I believe the only other pop music purposefully represented in deep space, is the Chuck Berry song Johnny B. Goode, which is on NASA's Golden Records carried by the two Voyager probes.
They can do this attempt because when the original orbit insertion failed, Akatsuki entered a heliocentric orbit in an 8:9 orbital resonance with Venus, making sure it'd meet up with Venus eventually. I haven't been able to find if that was a happy coincidence or if the initial approach to Venus was designed for this contingency.
Space and Orbital mechanics fascinate me. They are, in essence, just Maths and Physics. There's nothing _overly_ difficult... in theory. Except that, of course, it is really really difficult.

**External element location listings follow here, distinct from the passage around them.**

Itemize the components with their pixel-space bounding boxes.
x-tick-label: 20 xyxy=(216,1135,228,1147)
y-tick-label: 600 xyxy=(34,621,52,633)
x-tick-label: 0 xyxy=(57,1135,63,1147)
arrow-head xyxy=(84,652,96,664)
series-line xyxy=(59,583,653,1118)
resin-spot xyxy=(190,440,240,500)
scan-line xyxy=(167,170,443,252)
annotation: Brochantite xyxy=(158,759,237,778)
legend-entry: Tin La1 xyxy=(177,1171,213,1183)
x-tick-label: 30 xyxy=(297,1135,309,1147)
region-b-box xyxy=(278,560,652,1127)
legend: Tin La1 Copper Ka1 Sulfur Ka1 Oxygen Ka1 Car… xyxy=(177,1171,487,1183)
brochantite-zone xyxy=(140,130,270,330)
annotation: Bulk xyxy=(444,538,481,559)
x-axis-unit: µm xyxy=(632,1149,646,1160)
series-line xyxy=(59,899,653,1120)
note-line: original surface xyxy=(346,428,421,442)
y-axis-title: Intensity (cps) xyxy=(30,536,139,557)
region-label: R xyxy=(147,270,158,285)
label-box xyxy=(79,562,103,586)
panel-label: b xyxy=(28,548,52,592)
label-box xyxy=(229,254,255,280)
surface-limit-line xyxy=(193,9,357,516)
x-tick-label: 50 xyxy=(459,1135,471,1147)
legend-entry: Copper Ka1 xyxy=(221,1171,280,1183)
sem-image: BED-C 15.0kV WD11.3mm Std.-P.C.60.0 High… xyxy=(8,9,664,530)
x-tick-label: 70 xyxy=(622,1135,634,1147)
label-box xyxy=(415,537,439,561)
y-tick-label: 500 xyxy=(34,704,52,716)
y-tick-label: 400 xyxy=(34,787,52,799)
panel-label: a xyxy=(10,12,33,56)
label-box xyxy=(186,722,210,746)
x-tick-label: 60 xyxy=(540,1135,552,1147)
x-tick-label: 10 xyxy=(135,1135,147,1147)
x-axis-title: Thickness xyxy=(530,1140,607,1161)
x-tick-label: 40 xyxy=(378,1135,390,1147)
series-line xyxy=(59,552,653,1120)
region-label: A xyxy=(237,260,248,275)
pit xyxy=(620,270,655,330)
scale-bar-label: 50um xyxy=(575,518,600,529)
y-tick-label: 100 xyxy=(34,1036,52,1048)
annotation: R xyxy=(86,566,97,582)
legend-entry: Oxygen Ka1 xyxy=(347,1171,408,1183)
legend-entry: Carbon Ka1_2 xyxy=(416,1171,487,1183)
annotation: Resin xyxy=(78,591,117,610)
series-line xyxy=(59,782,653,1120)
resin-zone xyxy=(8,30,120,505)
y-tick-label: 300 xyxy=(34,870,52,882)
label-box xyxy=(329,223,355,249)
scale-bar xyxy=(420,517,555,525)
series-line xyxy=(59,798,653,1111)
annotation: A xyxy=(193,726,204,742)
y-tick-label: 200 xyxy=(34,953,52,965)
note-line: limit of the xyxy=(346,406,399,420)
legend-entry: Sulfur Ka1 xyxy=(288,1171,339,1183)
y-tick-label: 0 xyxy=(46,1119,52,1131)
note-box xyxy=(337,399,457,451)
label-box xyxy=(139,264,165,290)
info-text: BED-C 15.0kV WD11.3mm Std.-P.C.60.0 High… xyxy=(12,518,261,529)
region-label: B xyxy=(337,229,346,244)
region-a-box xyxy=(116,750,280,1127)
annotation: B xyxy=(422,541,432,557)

I have great admiration for the minds that are able to come up with solutions to seemingly impossible problems, and fixing them using these simple tools of Maths and Physics. I know I would probably have thrown in the towel, pointed the instruments at the sun, and gotten whatever readings they may have given during their long spiral downwards. Who knows, there might be some data worth using...
But these guys... they salvaged it! They worked it all out and calculated that using a small manoeuvring thruster, they could achieve orbital insertion. And then went and actually did it.
This is Kerbal Space Program in real life. It's brilliant.
Spirit and Opportunity used the same base. Curiosity and MER-2020 use the same tech. Phoenix and Insight-2016 ditto. Some cost savings in make 3 or 4 copies of the same vehicle. The extras are for laboratory backup studies.